Regelmäßig isses wieder soweit. Empathie wird als Wundermittelchen der Wirtschaft angepriesen. Hier beispielsweise:
„Empathie ist eine der wichtigsten Fähigkeiten der Gegenwart und Zukunft.“ (1)
Und alle so: yeah, genau, endlich, danke! 808 Likes innerhalb von 24 Stunden. Da fliegen die Herzchen nur so. Denn: Wünschen wir uns nicht alle eine (Arbeits-)Welt, die stärker von Empathie durchdrungen ist? Was zur Hölle gibt’s daran schon wieder auszusetzen? Kann man nicht einfach mal nen positiven Vibe verbreiten? Und was muss das für ein Schuft sein, der ausgerechnet an Empathie Anstoß nimmt und die fröhliche Party crasht? Sowas machen doch nur toxische Misanthropen!

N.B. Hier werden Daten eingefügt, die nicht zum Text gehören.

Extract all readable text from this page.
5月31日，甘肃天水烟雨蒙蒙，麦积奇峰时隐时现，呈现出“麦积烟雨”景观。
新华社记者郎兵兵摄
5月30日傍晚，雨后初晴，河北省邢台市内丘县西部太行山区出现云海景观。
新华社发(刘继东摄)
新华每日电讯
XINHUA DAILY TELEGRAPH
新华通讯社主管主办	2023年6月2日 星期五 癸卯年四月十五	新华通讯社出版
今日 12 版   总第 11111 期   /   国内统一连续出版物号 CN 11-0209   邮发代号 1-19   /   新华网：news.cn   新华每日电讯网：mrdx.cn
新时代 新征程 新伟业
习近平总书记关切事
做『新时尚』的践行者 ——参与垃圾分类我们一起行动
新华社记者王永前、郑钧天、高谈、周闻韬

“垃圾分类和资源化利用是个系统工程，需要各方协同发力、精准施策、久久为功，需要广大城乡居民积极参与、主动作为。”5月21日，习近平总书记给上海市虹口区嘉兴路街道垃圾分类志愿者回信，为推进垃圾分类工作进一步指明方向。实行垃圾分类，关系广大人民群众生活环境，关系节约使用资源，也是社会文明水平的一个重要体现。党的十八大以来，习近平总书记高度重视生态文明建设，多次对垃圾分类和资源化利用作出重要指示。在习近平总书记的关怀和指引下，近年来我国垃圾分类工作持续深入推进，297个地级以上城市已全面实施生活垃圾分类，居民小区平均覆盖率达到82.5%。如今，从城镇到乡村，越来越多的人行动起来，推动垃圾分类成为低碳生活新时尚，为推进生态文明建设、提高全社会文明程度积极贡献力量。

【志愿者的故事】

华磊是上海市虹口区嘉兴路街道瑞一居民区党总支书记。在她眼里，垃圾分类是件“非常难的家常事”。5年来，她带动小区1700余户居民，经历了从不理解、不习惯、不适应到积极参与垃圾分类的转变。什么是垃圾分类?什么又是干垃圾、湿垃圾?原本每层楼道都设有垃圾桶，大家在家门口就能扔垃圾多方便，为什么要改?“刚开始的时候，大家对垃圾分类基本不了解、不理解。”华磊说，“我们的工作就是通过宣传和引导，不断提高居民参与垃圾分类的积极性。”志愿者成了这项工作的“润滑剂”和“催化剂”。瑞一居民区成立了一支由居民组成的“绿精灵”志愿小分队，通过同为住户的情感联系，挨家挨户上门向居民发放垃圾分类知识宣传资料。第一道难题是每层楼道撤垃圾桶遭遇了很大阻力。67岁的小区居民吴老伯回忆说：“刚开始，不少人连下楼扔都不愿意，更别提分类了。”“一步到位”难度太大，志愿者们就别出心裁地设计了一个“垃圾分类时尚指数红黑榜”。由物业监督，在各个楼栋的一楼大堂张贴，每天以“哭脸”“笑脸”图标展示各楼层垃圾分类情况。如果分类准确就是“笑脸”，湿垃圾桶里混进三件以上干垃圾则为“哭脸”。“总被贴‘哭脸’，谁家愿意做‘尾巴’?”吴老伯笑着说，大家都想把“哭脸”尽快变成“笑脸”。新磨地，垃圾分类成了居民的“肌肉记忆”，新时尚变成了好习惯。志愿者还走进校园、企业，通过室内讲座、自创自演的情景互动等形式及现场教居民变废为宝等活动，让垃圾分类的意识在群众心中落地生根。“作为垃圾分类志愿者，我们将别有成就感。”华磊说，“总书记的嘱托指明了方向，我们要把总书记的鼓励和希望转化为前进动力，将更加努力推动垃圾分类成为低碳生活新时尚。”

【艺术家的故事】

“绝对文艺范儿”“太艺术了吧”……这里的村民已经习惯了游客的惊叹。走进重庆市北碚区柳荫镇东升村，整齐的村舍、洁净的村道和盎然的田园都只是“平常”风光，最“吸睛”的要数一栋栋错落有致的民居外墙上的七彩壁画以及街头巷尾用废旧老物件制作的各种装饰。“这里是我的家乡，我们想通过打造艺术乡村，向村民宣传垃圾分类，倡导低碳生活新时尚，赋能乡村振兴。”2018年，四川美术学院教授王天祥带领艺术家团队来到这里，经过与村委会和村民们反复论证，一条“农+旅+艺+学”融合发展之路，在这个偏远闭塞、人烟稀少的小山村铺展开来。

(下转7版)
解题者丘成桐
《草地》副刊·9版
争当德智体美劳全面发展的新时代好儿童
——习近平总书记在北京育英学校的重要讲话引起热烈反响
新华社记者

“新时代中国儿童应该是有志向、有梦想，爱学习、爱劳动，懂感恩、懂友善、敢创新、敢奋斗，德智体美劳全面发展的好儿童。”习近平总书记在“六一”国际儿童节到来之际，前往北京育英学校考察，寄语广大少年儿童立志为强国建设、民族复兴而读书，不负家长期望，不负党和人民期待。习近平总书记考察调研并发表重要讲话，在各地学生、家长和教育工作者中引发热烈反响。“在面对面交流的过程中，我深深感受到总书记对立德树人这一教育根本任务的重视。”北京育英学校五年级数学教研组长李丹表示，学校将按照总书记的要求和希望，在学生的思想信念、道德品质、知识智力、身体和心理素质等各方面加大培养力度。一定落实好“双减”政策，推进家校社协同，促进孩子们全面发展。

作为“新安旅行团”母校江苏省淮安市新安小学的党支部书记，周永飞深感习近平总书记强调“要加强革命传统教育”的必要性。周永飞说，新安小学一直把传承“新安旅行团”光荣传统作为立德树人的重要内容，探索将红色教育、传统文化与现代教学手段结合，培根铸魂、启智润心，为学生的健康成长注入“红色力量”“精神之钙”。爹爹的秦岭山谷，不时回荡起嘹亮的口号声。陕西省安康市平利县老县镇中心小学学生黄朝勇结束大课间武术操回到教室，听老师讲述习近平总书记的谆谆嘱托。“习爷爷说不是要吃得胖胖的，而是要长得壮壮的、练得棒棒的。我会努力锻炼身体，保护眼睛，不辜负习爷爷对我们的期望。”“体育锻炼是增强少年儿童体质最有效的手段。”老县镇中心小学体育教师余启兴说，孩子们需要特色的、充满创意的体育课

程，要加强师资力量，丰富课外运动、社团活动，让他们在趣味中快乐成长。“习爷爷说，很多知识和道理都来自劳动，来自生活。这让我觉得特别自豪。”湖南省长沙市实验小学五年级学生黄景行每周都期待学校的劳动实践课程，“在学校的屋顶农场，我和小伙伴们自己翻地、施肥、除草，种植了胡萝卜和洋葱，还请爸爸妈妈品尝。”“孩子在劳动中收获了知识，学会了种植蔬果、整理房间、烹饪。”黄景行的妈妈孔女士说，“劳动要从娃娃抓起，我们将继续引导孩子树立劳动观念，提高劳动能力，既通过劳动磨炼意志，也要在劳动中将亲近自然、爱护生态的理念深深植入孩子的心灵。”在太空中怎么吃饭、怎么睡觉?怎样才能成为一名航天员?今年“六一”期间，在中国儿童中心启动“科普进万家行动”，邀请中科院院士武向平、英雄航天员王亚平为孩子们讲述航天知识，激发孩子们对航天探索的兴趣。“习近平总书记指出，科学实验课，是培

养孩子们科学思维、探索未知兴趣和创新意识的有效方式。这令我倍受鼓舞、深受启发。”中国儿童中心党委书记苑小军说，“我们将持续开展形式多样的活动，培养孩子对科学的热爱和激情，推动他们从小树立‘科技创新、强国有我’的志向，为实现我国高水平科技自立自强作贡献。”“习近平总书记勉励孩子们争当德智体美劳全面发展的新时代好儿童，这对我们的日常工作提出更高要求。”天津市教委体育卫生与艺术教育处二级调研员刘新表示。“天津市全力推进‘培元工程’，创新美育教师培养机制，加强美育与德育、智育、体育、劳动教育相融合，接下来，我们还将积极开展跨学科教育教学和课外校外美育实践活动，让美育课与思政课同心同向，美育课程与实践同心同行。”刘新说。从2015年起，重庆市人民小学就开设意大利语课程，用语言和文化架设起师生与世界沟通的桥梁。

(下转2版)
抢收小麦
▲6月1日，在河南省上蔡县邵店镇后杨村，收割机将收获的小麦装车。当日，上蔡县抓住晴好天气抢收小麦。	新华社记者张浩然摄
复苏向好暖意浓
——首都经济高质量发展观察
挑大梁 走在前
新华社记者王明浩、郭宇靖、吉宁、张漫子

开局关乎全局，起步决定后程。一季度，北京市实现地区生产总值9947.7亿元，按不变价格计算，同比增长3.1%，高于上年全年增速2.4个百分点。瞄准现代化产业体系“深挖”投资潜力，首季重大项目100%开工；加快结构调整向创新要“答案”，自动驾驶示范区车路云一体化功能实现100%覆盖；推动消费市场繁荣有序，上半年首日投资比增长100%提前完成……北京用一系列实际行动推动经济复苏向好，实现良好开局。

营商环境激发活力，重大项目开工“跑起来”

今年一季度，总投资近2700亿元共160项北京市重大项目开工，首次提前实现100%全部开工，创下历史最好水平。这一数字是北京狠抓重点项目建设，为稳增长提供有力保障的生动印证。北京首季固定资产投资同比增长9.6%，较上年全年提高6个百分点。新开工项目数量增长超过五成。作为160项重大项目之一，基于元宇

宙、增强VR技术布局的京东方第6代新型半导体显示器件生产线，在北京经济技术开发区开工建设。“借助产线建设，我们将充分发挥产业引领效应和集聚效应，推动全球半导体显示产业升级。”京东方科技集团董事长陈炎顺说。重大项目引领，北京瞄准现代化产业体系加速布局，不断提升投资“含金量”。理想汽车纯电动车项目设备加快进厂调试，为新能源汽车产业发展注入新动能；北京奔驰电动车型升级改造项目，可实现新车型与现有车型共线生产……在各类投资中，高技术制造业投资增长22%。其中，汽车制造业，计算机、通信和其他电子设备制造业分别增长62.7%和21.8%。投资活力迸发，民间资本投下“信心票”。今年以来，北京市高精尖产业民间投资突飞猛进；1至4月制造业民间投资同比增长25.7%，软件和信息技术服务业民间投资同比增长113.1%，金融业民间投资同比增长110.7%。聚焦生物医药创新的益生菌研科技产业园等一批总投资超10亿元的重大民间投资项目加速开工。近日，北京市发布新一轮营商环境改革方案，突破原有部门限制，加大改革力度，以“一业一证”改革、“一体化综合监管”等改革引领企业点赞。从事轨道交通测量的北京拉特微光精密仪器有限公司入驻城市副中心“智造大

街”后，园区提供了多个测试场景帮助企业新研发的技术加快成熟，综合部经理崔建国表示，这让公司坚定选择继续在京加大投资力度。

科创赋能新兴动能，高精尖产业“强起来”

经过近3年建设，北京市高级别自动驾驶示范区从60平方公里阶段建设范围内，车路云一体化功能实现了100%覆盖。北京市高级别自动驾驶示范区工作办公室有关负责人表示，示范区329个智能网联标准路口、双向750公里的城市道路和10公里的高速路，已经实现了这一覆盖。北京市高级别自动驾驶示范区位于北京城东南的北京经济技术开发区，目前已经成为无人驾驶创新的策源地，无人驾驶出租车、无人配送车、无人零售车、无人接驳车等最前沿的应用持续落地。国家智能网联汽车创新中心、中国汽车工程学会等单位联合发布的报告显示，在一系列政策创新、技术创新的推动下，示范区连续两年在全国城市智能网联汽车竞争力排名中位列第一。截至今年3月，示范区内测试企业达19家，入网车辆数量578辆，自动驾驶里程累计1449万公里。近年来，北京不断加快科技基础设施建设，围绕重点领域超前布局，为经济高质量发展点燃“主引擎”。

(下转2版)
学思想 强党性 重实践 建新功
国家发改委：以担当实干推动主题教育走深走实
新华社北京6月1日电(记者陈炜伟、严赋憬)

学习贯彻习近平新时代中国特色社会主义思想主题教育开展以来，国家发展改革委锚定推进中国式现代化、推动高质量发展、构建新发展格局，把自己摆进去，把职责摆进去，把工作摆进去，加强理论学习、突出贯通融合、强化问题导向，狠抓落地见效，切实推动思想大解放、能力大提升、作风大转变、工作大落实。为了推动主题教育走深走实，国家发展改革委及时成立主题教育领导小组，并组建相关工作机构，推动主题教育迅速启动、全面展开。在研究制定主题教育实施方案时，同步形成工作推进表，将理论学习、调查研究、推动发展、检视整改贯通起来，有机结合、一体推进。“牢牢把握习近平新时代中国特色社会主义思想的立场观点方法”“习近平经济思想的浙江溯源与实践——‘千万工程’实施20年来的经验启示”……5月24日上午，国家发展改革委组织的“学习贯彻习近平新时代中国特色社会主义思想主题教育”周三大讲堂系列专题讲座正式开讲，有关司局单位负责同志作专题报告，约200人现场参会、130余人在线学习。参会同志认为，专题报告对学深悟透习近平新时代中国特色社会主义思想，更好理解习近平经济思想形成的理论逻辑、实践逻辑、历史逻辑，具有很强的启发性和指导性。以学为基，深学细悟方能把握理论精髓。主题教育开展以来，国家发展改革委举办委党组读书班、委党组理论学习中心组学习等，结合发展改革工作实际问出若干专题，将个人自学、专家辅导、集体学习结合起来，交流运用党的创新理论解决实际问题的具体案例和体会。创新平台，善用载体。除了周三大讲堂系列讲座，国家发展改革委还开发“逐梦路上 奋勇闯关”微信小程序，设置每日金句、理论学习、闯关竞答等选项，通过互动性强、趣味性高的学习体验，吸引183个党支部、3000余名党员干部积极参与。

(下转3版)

Diesen Reflex kann ich total nachvollziehen. Nicht mal bei der Empathie werden die Leute in Ruhe gelassen. Und doch bin ich nicht nur komplett anderer Ansicht, sondern möchte ein paar Gedanken dazu teilen. Denn ich glaube, dass orientierungsloses Leadership-Gelaber über Empathie und ähnliche Phänomene letztendlich toxisch ist. Darum geht’s in diesem Artikel.
Taugt Empathie als Wundermittel?
Lasst uns vielleicht zuerst auf die Fakten schauen. Taugt Empathie als Wundermittel der Wirtschaft? Schön wärs. Doch das ist leider falsch. Seufz. Warum?
Empathie ist ein zweischneidiges Schwert. Andreas König, Lorenz Graf-Vlachy, Jonathan Bundy und Laura M. Little deklinieren das am Beispiel von CEOs in Krisen sehr eindrucksvoll durch (2). Empathie bringt demgemäß einerseits viele Vorteile mit sich. So lassen sich durch Empathie Warnzeichen für Fehlentwicklungen besser erkennen. Das durch Empathie ermöglichte Mitgefühl führt allseits zu einer größeren Wertschätzung. Und nach Krisen erleichtert Empathie die Beziehungsarbeit zur Heilung der aufgerissenen Wunden. Empathie bringt andererseits aber auch Nachteile mit sich. Empathische Menschen neigen eher zu Fehlalarmen. Sie verarbeiten krisenbezogene Informationen voreingenommener und sie unterschätzen nach Krisen die Wichtigkeit der Wiederherstellung der strukturellen Komponenten zugunsten der zwischenmenschlichen.
Empathie von Bundesligatrainern
Ich kenne das aus meiner Arbeit als Coach im Fußball. Bereits mehrfach habe ich mit Bundesligatrainern (leider nicht gegendert) gearbeitet, die unter ihrer hohen Empathie litten. Diese Empathie war einerseits toll und in verschiedener Hinsicht vorteilhaft. Empathische Trainer haben feinere Antennen und bekommen unterschwellige Strömungen und Entwicklungen in Mannschaften eher mit. Sie können Menschen besser verstehen und persönliche Entwicklungen besser begleiten.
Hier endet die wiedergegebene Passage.